Chora
Warszawa, 23 października 2007 – Nagłe nadejście zimy dało się we znaki Jej Perfekcyjności. Zachorowała i nie wiadomo, czy zjawi się jutro na Krakowskim Przedmieściu.
Nie wiadomo, co dokładnie jej dolega, bo nie była w związku ze swoim stanem zdrowia u lekarza.
– To tylko przeziębienie, może grypa – uspokaja. – Nic poważnego tak czy owak.
Jak zapewniła, zaopatrzyła się dzisiaj podczas zakupów w C.H. Reduta w odpowiednie leki i zamierza podjąć walkę ze swoją niemocą. Dzisiaj zażyła pierwsze dawki specyfików i… usnęła. Jak jednak twierdzi, to dobra reakcja.
– Zawsze po ferverksie zasypiam, gdy czuje się źle – wyjaśniła. – Odczytuję to jako znak, że lek działa.

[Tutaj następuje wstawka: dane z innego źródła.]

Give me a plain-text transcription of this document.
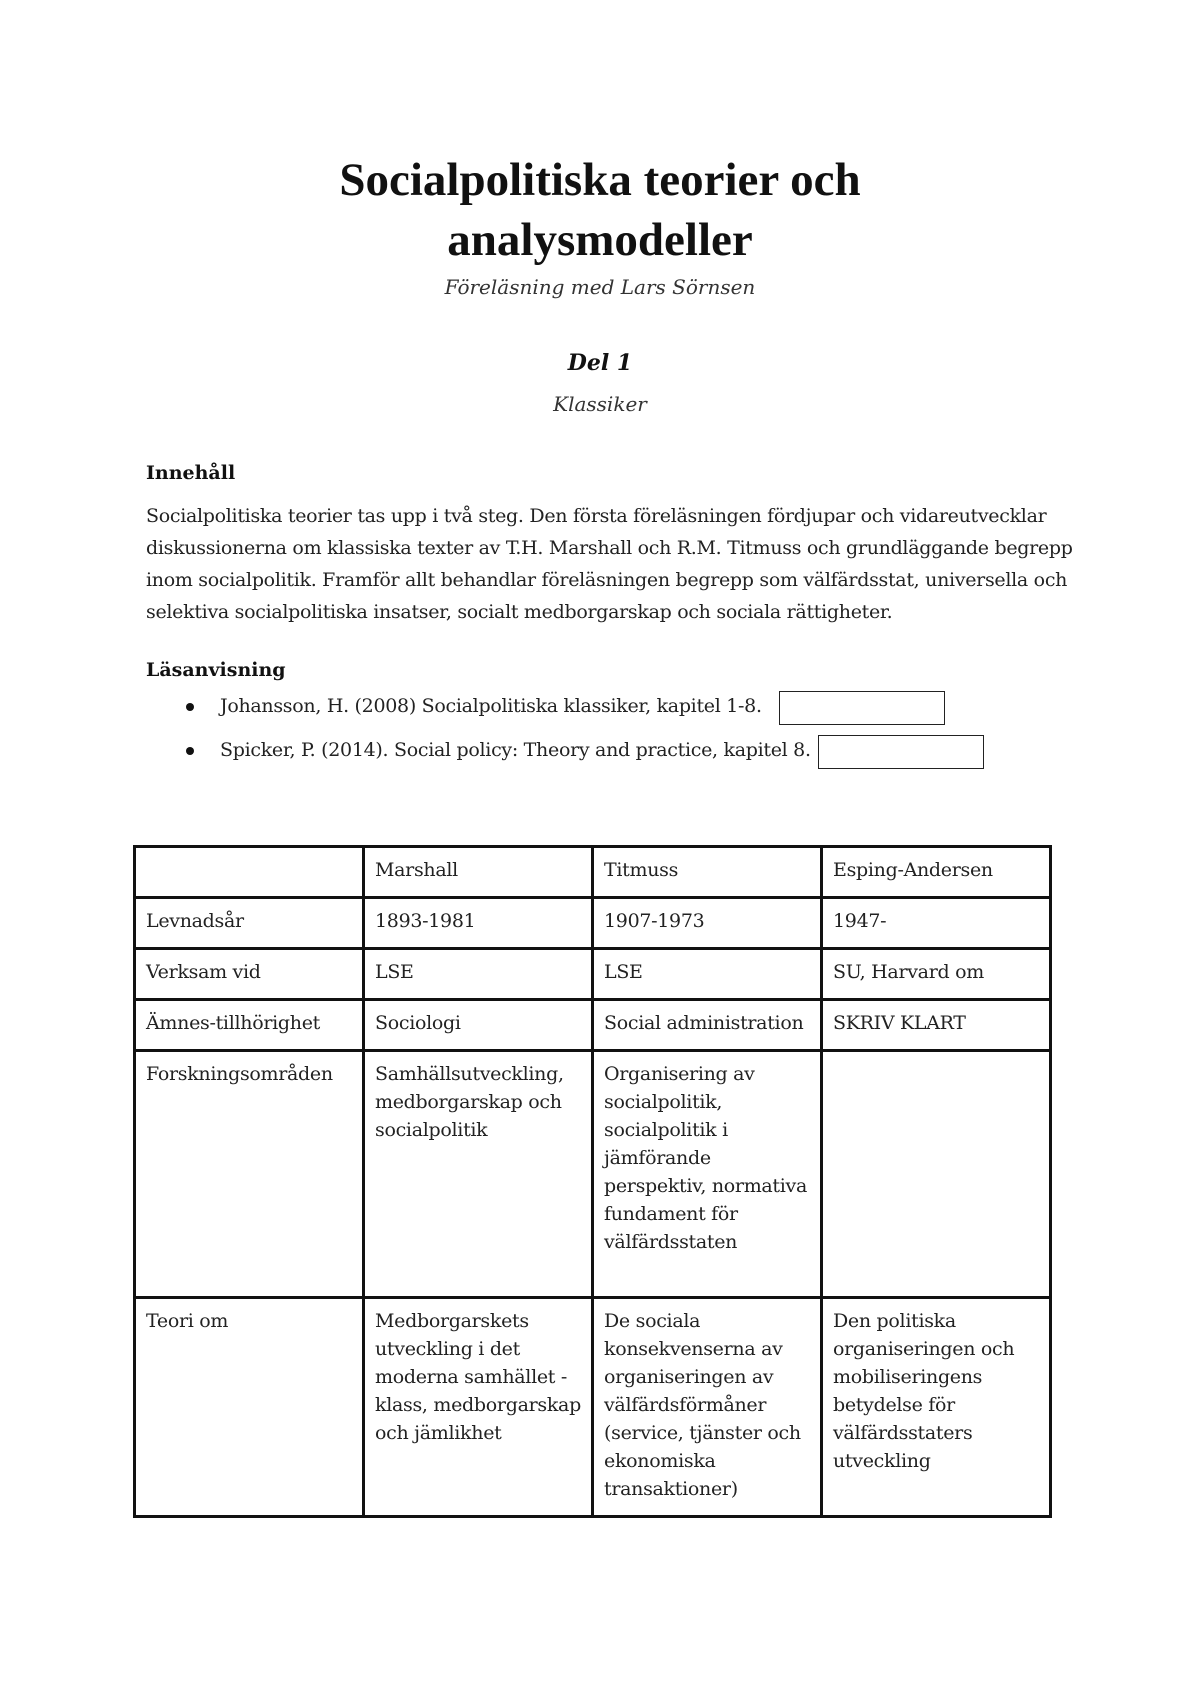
Socialpolitiska teorier och
analysmodeller

Föreläsning med Lars Sörnsen

Del 1

Klassiker

Innehåll

Socialpolitiska teorier tas upp i två steg. Den första föreläsningen fördjupar och vidareutvecklar diskussionerna om klassiska texter av T.H. Marshall och R.M. Titmuss och grundläggande begrepp inom socialpolitik. Framför allt behandlar föreläsningen begrepp som välfärdsstat, universella och selektiva socialpolitiska insatser, socialt medborgarskap och sociala rättigheter.

Läsanvisning

Johansson, H. (2008) Socialpolitiska klassiker, kapitel 1-8.
Spicker, P. (2014). Social policy: Theory and practice, kapitel 8.
	Marshall	Titmuss	Esping-Andersen
Levnadsår	1893-1981	1907-1973	1947-
Verksam vid	LSE	LSE	SU, Harvard om
Ämnes-tillhörighet	Sociologi	Social administration	SKRIV KLART
Forskningsområden	Samhällsutveckling, medborgarskap och socialpolitik	Organisering av socialpolitik, socialpolitik i jämförande perspektiv, normativa fundament för välfärdsstaten	
Teori om	Medborgarskets utveckling i det moderna samhället - klass, medborgarskap och jämlikhet	De sociala konsekvenserna av organiseringen av välfärdsförmåner (service, tjänster och ekonomiska transaktioner)	Den politiska organiseringen och mobiliseringens betydelse för välfärdsstaters utveckling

Jej Perfekcyjność zapowiedziała, że zrobi wszystko, by zjawić się jutro na socjologii i dziennikarstwie i wziąć udział w zajęciach. Dodała także, że dziwi ją choroba w tym momencie. Dlaczego? Ponieważ zazwyczaj choruje, „gdy jest jakiś czas wolny – ferie, wakacje, dłuższy weekend”. Spodziewała się przeziębienia za tydzień, podczas wyjazdu do domu rodzinnego, który zaplanowała wstępnie na 31 października.